To make the terminology easier, we will use a term “we” to describe the first player, and “he” to describe the second player. “we can win a subtree” means that we can win it, if we go first there, “he can win a subtree” means that he can win it if he goes first (so “if one goes first” is always assumed and omitted). If we want to say that “we can win going second”, we will instead say “he cannot win [going first]” or “he loses [going first]”, which has the same meaning
Now we need to consider six cases (three possible parities of children multiplied by whether one can skip a turn or not). In all cases we assume that both children have at least two turns in them left. Cases when a child has no turns left (it is a leaf node), or when it has only one turn left (it is a node whose both children are leaves) are both corner cases and need to be handled separately. It is also important to note, that when one starts handling those corner cases, he will encounter an extra state, when the players have to skip a turn, even if it is not beneficial for whomever will be forced to do that. We call such state “forceskip”. In the case when both subtrees have more than one turn left, forceskip and canskip are the same, since players can always agree to play in such a way, that the skip, if available, is used, without changing the outcome. Below we only describe canskip and noskip cases, in terms of transitions from canskip and noskip states. One will need, however, to introduce forceskip state when he handles corner cases, which we do not describe in this editorial. The answer for forceskip will be the same as the answer for skip in general case, but different for corner cases.
even-even-noskip: the easiest case, described above, it is enough if we win any of the subtrees with no skip.
even-even-canskip: this case is similar to a case when there’s one odd subtree and one even subtree, and there’s no skip (the skip can be just considered as an extra turn attached to one of the trees), so the transition is similar to the one for odd-even-noskip case described below. We win iff we can win one tree with canskip, and he cannot win the other with noskip.

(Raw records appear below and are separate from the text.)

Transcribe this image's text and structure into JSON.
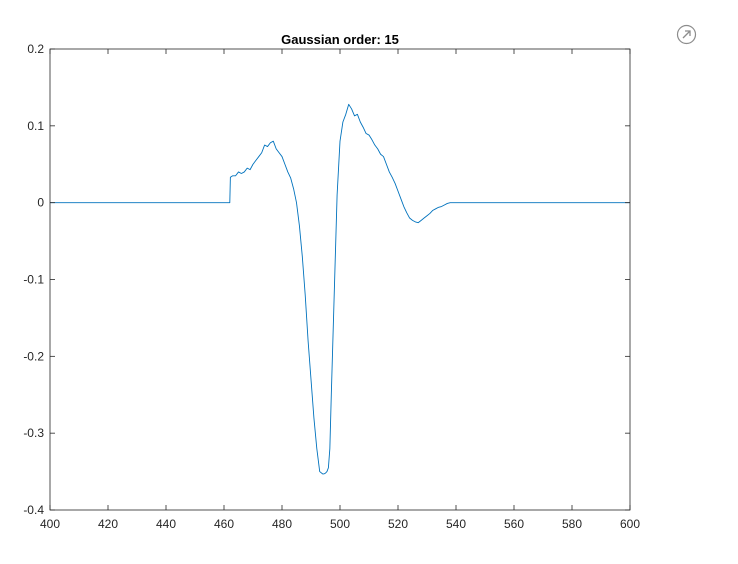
{
  "toolbar": {
    "export_icon": "arrow-up-right-circle-icon"
  },
  "colors": {
    "line": "#0072BD",
    "axis": "#262626",
    "icon": "#8c8c8c"
  },
  "chart_data": {
    "type": "line",
    "title": "Gaussian order: 15",
    "xlabel": "",
    "ylabel": "",
    "xlim": [
      400,
      600
    ],
    "ylim": [
      -0.4,
      0.2
    ],
    "xticks": [
      400,
      420,
      440,
      460,
      480,
      500,
      520,
      540,
      560,
      580,
      600
    ],
    "yticks": [
      -0.4,
      -0.3,
      -0.2,
      -0.1,
      0,
      0.1,
      0.2
    ],
    "xtick_labels": [
      "400",
      "420",
      "440",
      "460",
      "480",
      "500",
      "520",
      "540",
      "560",
      "580",
      "600"
    ],
    "ytick_labels": [
      "-0.4",
      "-0.3",
      "-0.2",
      "-0.1",
      "0",
      "0.1",
      "0.2"
    ],
    "grid": false,
    "series": [
      {
        "color": "#0072BD",
        "x": [
          400,
          462,
          462.2,
          463,
          464,
          465,
          466,
          467,
          468,
          469,
          470,
          471,
          472,
          473,
          474,
          475,
          476,
          477,
          478,
          479,
          480,
          481,
          482,
          483,
          484,
          485,
          486,
          487,
          488,
          489,
          490,
          491,
          492,
          493,
          494,
          494.5,
          495,
          495.5,
          496,
          496.5,
          497,
          498,
          499,
          500,
          501,
          502,
          503,
          504,
          505,
          506,
          507,
          508,
          509,
          510,
          511,
          512,
          513,
          514,
          515,
          516,
          517,
          518,
          519,
          520,
          521,
          522,
          523,
          524,
          525,
          526,
          527,
          528,
          529,
          530,
          531,
          532,
          533,
          534,
          535,
          536,
          537,
          538,
          539,
          600
        ],
        "y": [
          0,
          0,
          0.033,
          0.035,
          0.035,
          0.04,
          0.038,
          0.04,
          0.045,
          0.043,
          0.05,
          0.055,
          0.06,
          0.065,
          0.075,
          0.073,
          0.078,
          0.08,
          0.07,
          0.065,
          0.06,
          0.05,
          0.04,
          0.032,
          0.018,
          0.0,
          -0.03,
          -0.07,
          -0.12,
          -0.18,
          -0.23,
          -0.28,
          -0.32,
          -0.35,
          -0.353,
          -0.353,
          -0.352,
          -0.35,
          -0.345,
          -0.32,
          -0.25,
          -0.12,
          0.01,
          0.08,
          0.105,
          0.115,
          0.128,
          0.122,
          0.113,
          0.115,
          0.105,
          0.098,
          0.09,
          0.088,
          0.082,
          0.075,
          0.07,
          0.063,
          0.06,
          0.05,
          0.04,
          0.033,
          0.025,
          0.015,
          0.005,
          -0.005,
          -0.013,
          -0.02,
          -0.023,
          -0.025,
          -0.026,
          -0.023,
          -0.02,
          -0.017,
          -0.014,
          -0.01,
          -0.008,
          -0.006,
          -0.005,
          -0.003,
          -0.001,
          0,
          0,
          0
        ]
      }
    ]
  }
}
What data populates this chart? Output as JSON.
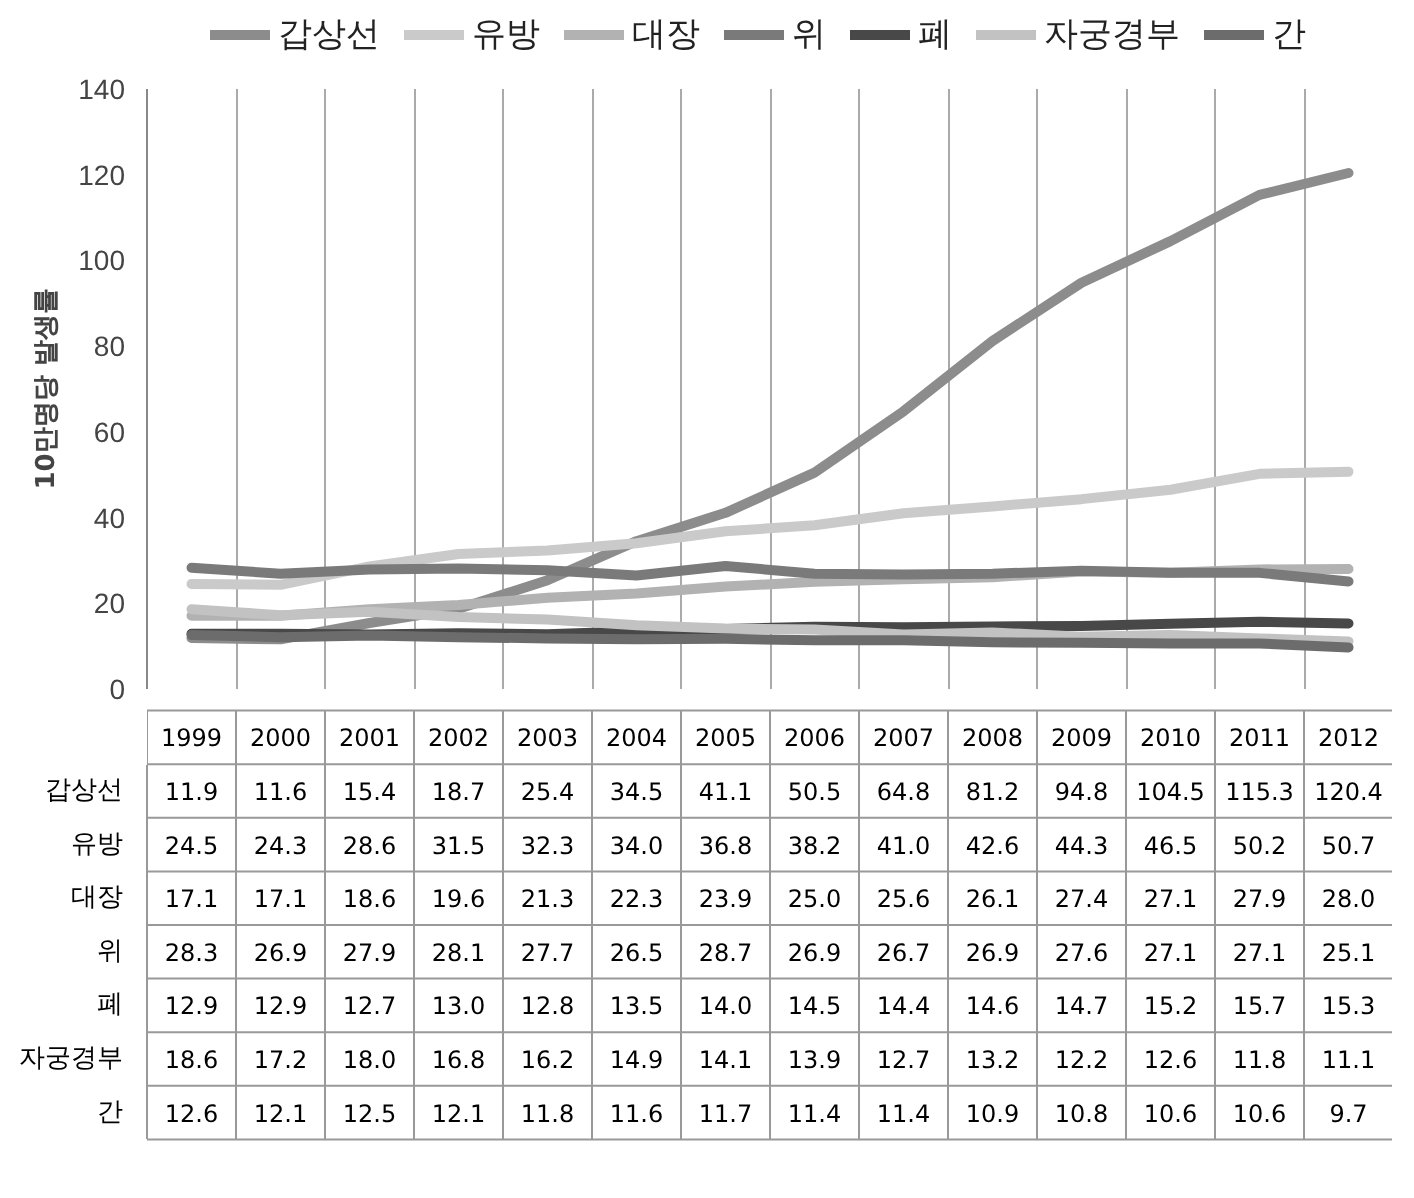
{
  "chart_data": {
    "type": "line",
    "ylabel": "10만명당 발생률",
    "categories": [
      "1999",
      "2000",
      "2001",
      "2002",
      "2003",
      "2004",
      "2005",
      "2006",
      "2007",
      "2008",
      "2009",
      "2010",
      "2011",
      "2012"
    ],
    "series": [
      {
        "name": "갑상선",
        "color": "#8c8c8c",
        "values": [
          11.9,
          11.6,
          15.4,
          18.7,
          25.4,
          34.5,
          41.1,
          50.5,
          64.8,
          81.2,
          94.8,
          104.5,
          115.3,
          120.4
        ],
        "value_labels": [
          "11.9",
          "11.6",
          "15.4",
          "18.7",
          "25.4",
          "34.5",
          "41.1",
          "50.5",
          "64.8",
          "81.2",
          "94.8",
          "104.5",
          "115.3",
          "120.4"
        ]
      },
      {
        "name": "유방",
        "color": "#cacaca",
        "values": [
          24.5,
          24.3,
          28.6,
          31.5,
          32.3,
          34.0,
          36.8,
          38.2,
          41.0,
          42.6,
          44.3,
          46.5,
          50.2,
          50.7
        ],
        "value_labels": [
          "24.5",
          "24.3",
          "28.6",
          "31.5",
          "32.3",
          "34.0",
          "36.8",
          "38.2",
          "41.0",
          "42.6",
          "44.3",
          "46.5",
          "50.2",
          "50.7"
        ]
      },
      {
        "name": "대장",
        "color": "#b2b2b2",
        "values": [
          17.1,
          17.1,
          18.6,
          19.6,
          21.3,
          22.3,
          23.9,
          25.0,
          25.6,
          26.1,
          27.4,
          27.1,
          27.9,
          28.0
        ],
        "value_labels": [
          "17.1",
          "17.1",
          "18.6",
          "19.6",
          "21.3",
          "22.3",
          "23.9",
          "25.0",
          "25.6",
          "26.1",
          "27.4",
          "27.1",
          "27.9",
          "28.0"
        ]
      },
      {
        "name": "위",
        "color": "#7a7a7a",
        "values": [
          28.3,
          26.9,
          27.9,
          28.1,
          27.7,
          26.5,
          28.7,
          26.9,
          26.7,
          26.9,
          27.6,
          27.1,
          27.1,
          25.1
        ],
        "value_labels": [
          "28.3",
          "26.9",
          "27.9",
          "28.1",
          "27.7",
          "26.5",
          "28.7",
          "26.9",
          "26.7",
          "26.9",
          "27.6",
          "27.1",
          "27.1",
          "25.1"
        ]
      },
      {
        "name": "폐",
        "color": "#484848",
        "values": [
          12.9,
          12.9,
          12.7,
          13.0,
          12.8,
          13.5,
          14.0,
          14.5,
          14.4,
          14.6,
          14.7,
          15.2,
          15.7,
          15.3
        ],
        "value_labels": [
          "12.9",
          "12.9",
          "12.7",
          "13.0",
          "12.8",
          "13.5",
          "14.0",
          "14.5",
          "14.4",
          "14.6",
          "14.7",
          "15.2",
          "15.7",
          "15.3"
        ]
      },
      {
        "name": "자궁경부",
        "color": "#c2c2c2",
        "values": [
          18.6,
          17.2,
          18.0,
          16.8,
          16.2,
          14.9,
          14.1,
          13.9,
          12.7,
          13.2,
          12.2,
          12.6,
          11.8,
          11.1
        ],
        "value_labels": [
          "18.6",
          "17.2",
          "18.0",
          "16.8",
          "16.2",
          "14.9",
          "14.1",
          "13.9",
          "12.7",
          "13.2",
          "12.2",
          "12.6",
          "11.8",
          "11.1"
        ]
      },
      {
        "name": "간",
        "color": "#6c6c6c",
        "values": [
          12.6,
          12.1,
          12.5,
          12.1,
          11.8,
          11.6,
          11.7,
          11.4,
          11.4,
          10.9,
          10.8,
          10.6,
          10.6,
          9.7
        ],
        "value_labels": [
          "12.6",
          "12.1",
          "12.5",
          "12.1",
          "11.8",
          "11.6",
          "11.7",
          "11.4",
          "11.4",
          "10.9",
          "10.8",
          "10.6",
          "10.6",
          "9.7"
        ]
      }
    ],
    "ylim": [
      0,
      140
    ],
    "yticks": [
      0,
      20,
      40,
      60,
      80,
      100,
      120,
      140
    ],
    "grid": "x",
    "legend": "top"
  }
}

odd-even-noskip: if we can win the odd tree without a skip, and he cannot win the even tree without a skip, then we make a turn into the odd tree, and bring it into the even-even-noskip case, where he loses both trees, so we win. The other, less trivial, condition under which we win is If we can win the even tree with canskip, and he can’t win the odd tree with canskip. A motivation for this case is that odd subtree with a skip is similar to an even subtree, so by making a turn into the even case, we bring our opponent to an odd-odd case, where he loses both threes with a skip, which means that no matter which tree he makes a turn into, we will be responding to that tree, and even if he uses another tree to make a skip, he will still lose the tree into which he made his first turn. Since we make the last move, we win.
odd-even-skip: this is a simple case. We can consider the skip as an extra turn in the odd subtree, so as long as we can win even subtree with no skip, or odd subtree with a skip, we win.
odd-odd-noskip: we need to win either of the subtrees with a skip to win.
odd-odd-skip: to handle this case we can first consider immediately skipping: if he loses noskip case for the current subtree, then we win. Otherwise we win iff we can win one of trees with a skip, and he can’t win the other without a skip.
The more detailed motivation for each of the cases is left as an exercise.